Over the last two years, Nebraska has hit some key growth benchmarks. In 2015, for the first time, Nebraska had over one million non-farm jobs. Our population hit an all-time high of 1.9 million people last year. And just a few weeks ago, Nebraska won the Governor’s Cup for the most capital investment projects per capita in the nation. Over 100 new investments helped Nebraska garner this coveted award.
Even with all these successes, Nebraska should not rest. We must continue to look for ways to become more competitive nationally. Other states are constantly working to develop new competitive edges to attract more people, jobs, and investment.

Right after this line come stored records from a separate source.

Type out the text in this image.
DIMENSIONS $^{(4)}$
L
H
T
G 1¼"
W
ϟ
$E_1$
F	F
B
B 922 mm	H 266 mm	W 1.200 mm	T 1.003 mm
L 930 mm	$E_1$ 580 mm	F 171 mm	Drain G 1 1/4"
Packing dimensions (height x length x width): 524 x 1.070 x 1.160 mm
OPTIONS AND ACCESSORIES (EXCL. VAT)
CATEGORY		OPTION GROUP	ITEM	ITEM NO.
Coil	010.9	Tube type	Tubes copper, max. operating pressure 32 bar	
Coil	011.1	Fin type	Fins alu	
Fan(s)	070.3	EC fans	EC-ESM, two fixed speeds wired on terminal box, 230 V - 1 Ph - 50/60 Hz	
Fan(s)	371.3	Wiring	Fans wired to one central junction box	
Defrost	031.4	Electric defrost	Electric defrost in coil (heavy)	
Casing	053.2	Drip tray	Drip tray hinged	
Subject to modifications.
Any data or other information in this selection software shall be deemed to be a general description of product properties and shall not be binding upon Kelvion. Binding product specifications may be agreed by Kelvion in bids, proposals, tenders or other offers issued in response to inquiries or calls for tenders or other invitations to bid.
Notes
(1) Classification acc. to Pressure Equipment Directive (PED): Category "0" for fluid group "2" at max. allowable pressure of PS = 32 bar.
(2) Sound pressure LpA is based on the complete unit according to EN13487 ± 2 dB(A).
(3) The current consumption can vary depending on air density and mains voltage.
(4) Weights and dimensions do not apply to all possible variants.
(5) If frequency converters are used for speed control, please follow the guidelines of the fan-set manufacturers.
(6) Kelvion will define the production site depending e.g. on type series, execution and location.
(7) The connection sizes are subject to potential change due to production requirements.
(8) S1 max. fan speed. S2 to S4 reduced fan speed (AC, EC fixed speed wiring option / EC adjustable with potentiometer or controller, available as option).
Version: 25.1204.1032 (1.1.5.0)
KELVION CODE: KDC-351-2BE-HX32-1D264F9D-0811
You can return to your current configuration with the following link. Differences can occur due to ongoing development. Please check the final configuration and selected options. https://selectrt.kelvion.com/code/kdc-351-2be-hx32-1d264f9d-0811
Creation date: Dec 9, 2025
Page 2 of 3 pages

One significant area that Nebraska is not competitive in is taxes. We are a high tax state. Bloomberg ranks Nebraska 16th highest for income taxes and USA Today rates us 5th highest for property taxes. Recently, the Tax Foundation released a new study showing Nebraska ranks 14th highest nationally for income tax collections per capita. High taxes stifle growth, hinder job creation, and burden family budgets. Our tax rates also matter because site selectors in charge of picking venues for new investments screen out high tax states for new projects, meaning Nebraska can miss out on even being considered for some investments.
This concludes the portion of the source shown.